In der Edition finden sich wie üblich zahlreiche Gesprächsprotokolle von Kanzler Kohl bzw. den Außenministern Genscher und Kinkel (ab Mai) mit sprechenden, aber naturgemäß diplomatisch vorsichtigen Formulierungen. Es hat den Anschein, dass sich Kinkel noch stärker als sein Vorgänger um Menschenrechtsfragen kümmerte. "Für uns stellt die Verletzung von Menschenrechten keine innere Angelegenheit eines Staates dar, sie betrifft die Staatengemeinschaft als solche" (Dok. 286 Ministerialdirektor Elbe). Es gab deutliche deutsche Initiativen zu einem internationalen Strafgerichtshof. Diskussionen um einen Einsatz der Bundeswehr in internationalem Rahmen finden noch keine Lösungen.

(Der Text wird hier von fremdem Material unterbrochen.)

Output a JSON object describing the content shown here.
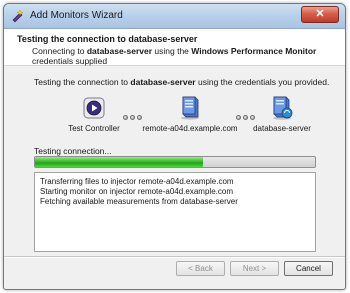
{
  "window": {
    "title": "Add Monitors Wizard",
    "close_glyph": "✕"
  },
  "header": {
    "title": "Testing the connection to database-server",
    "desc_prefix": "Connecting to ",
    "desc_server": "database-server",
    "desc_middle": " using the ",
    "desc_monitor": "Windows Performance Monitor",
    "desc_suffix": " credentials supplied"
  },
  "main": {
    "testing_prefix": "Testing the connection to ",
    "testing_server": "database-server",
    "testing_suffix": " using the credentials you provided.",
    "nodes": {
      "controller": "Test Controller",
      "injector": "remote-a04d.example.com",
      "server": "database-server"
    },
    "status": "Testing connection...",
    "progress": 0.6,
    "log": [
      "Transferring files to injector remote-a04d.example.com",
      "Starting monitor on injector remote-a04d.example.com",
      "Fetching available measurements from database-server"
    ]
  },
  "footer": {
    "back": "< Back",
    "next": "Next >",
    "cancel": "Cancel"
  },
  "colors": {
    "progress": "#2fb52a",
    "titlebar": "#b9d1ea",
    "close": "#c0392b"
  },
  "icons": {
    "app": "wizard-icon",
    "controller": "play-icon",
    "injector": "server-icon",
    "database": "database-server-icon"
  }
}
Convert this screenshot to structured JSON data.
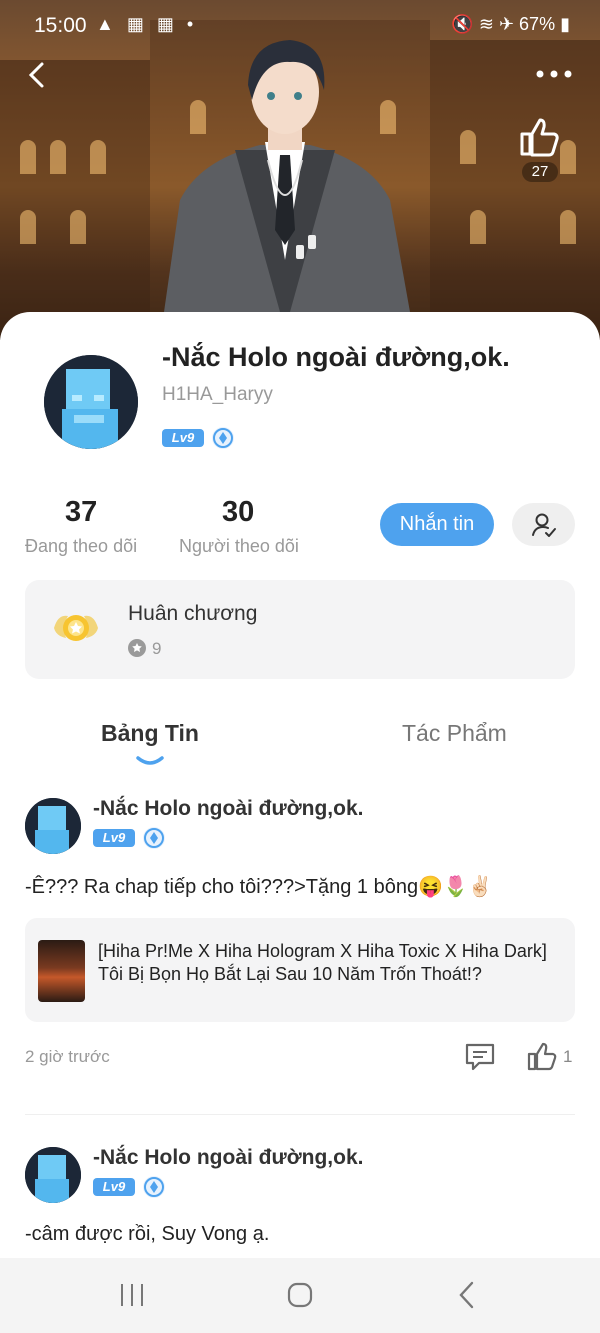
{
  "status_bar": {
    "time": "15:00",
    "left_icons": "▲ ▦ ▦ •",
    "battery": "67%"
  },
  "hero": {
    "like_count": "27"
  },
  "profile": {
    "name": "-Nắc Holo ngoài đường,ok.",
    "handle": "H1HA_Haryy",
    "level": "Lv9",
    "following_count": "37",
    "following_label": "Đang theo dõi",
    "followers_count": "30",
    "followers_label": "Người theo dõi",
    "message_button": "Nhắn tin"
  },
  "medals": {
    "title": "Huân chương",
    "count": "9"
  },
  "tabs": [
    {
      "label": "Bảng Tin"
    },
    {
      "label": "Tác Phẩm"
    }
  ],
  "posts": [
    {
      "author": "-Nắc Holo ngoài đường,ok.",
      "level": "Lv9",
      "text": "-Ê??? Ra chap tiếp cho tôi???>Tặng 1 bông😝🌷✌🏻",
      "linked_title": "[Hiha Pr!Me X Hiha Hologram X Hiha Toxic X Hiha Dark] Tôi Bị Bọn Họ Bắt Lại Sau 10 Năm Trốn Thoát!?",
      "time": "2 giờ trước",
      "likes": "1"
    },
    {
      "author": "-Nắc Holo ngoài đường,ok.",
      "level": "Lv9",
      "text": "-câm được rồi, Suy Vong ạ."
    }
  ],
  "colors": {
    "accent": "#4ea2ee",
    "text_primary": "#222222",
    "text_secondary": "#999999"
  }
}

Neben den "großen" Gesprächsprotokollen drucken die AAPD erfreulich viele Positionspapiere zu wichtigen Sachverhalten, oft "zur Unterrichtung". Dabei ragen die des Russlandreferenten Klaus Neubert, die des Leiters der Planungsabteilung Frank Elbe und des Staatssekretärs Dieter Kastrup quantitativ wie qualitativ hervor - natürlich zumeist ihrer Position geschuldet. Sehr erhellend für die Denkrichtung im AA sind darüber hinaus allgemeine Ausarbeitungen etwa über die Afrikapolitik als solche (Dok. 319), Nuklearwaffen der Sowjetunion (Dok. 96) über den politischen Islam, über die Krim, Moldau (Dok. 211), Kaliningrad (Dok. 224), Erinnerung an die Schlacht von Stalingrad (Dok. 341), Antisemitismus (Dok. 362) und manche mehr. Auf diesem Wege sollte die Edition weitergehen.

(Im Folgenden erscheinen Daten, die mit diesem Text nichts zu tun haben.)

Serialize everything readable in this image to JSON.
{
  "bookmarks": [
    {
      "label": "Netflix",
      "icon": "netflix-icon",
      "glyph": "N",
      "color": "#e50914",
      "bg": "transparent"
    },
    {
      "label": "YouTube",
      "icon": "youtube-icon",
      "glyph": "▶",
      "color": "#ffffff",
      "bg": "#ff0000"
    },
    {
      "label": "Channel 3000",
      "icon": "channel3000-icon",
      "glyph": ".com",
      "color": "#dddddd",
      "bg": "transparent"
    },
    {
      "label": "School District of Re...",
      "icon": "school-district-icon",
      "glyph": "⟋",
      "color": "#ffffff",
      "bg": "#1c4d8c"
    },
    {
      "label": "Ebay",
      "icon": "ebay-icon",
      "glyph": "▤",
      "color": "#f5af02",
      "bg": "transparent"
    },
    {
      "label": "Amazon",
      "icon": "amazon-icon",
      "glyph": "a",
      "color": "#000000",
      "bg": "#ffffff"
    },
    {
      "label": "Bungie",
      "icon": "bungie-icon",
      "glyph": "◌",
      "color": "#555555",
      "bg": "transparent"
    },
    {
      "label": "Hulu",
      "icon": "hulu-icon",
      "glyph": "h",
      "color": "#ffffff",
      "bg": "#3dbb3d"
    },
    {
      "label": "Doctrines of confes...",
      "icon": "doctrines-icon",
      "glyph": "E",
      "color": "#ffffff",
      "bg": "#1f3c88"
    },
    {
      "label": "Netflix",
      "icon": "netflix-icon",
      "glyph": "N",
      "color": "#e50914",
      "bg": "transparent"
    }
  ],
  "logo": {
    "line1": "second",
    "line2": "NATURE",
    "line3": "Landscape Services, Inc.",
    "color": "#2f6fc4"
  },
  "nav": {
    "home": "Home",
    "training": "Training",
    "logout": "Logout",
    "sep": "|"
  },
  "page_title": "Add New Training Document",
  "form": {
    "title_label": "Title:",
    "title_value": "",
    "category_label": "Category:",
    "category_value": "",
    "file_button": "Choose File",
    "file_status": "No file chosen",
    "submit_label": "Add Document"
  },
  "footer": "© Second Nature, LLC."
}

Der Standard der AAPD genügt weiterhin höchsten Ansprüchen: die Anmerkungsdichte bei den Dokumenten mit Querverweisen etc. ist hoch und zeugt von entsagungsvoller Arbeit. Dasselbe lässt sich vom Sachregister sagen, wo neben den ubiquitären "Abkommen und Verträge" sowie "Konferenzen und Verhandlungen" auch die sehr viel schwieriger zu erfassenden abstrakten Sachverhalte die angemessene Aufmerksamkeit bekommen. Einige, schon in vorhergehenden Besprechungen zu den AAPD geäußerte kritische Einwände seien hier jedoch wiederholt, obwohl die Herausgeber einleitend meinen, der "Relaunch" habe große Zustimmung gefunden: die Abbildungen - beliebige Fotos - sind rein illustrativ. Es bedarf keiner zwei Namenregister, zum einen das der Beamten des AA mit Funktionsbezeichnung, zum anderen aller Namen ohne diese. Am Anfang steht ein Dokumentenverzeichnis von 50 Seiten, das auch ein sehr gutes, knappes Regest der späteren Dokumente ergibt. Diese selbst jedoch benennen nach wie vor in bürokratischer Selbstgefälligkeit in der Überschrift (etwa "Drahtbericht des Gesandten Heinichen"), der wiederum im Betreff nicht unbedingt auch den folgenden Inhalt trifft. Das kann man sehr viel benutzerfreundlicher machen - wenn man es denn wollte. Doch das schmälert nichts an den Verdiensten der überaus gründlichen Bearbeiter; die Edition bleibt qualitativ wie quantitativ internationale Spitze. Vermutlich liegt bei Erscheinen dieser Rezension bereits der Folgeband für 1993 vor.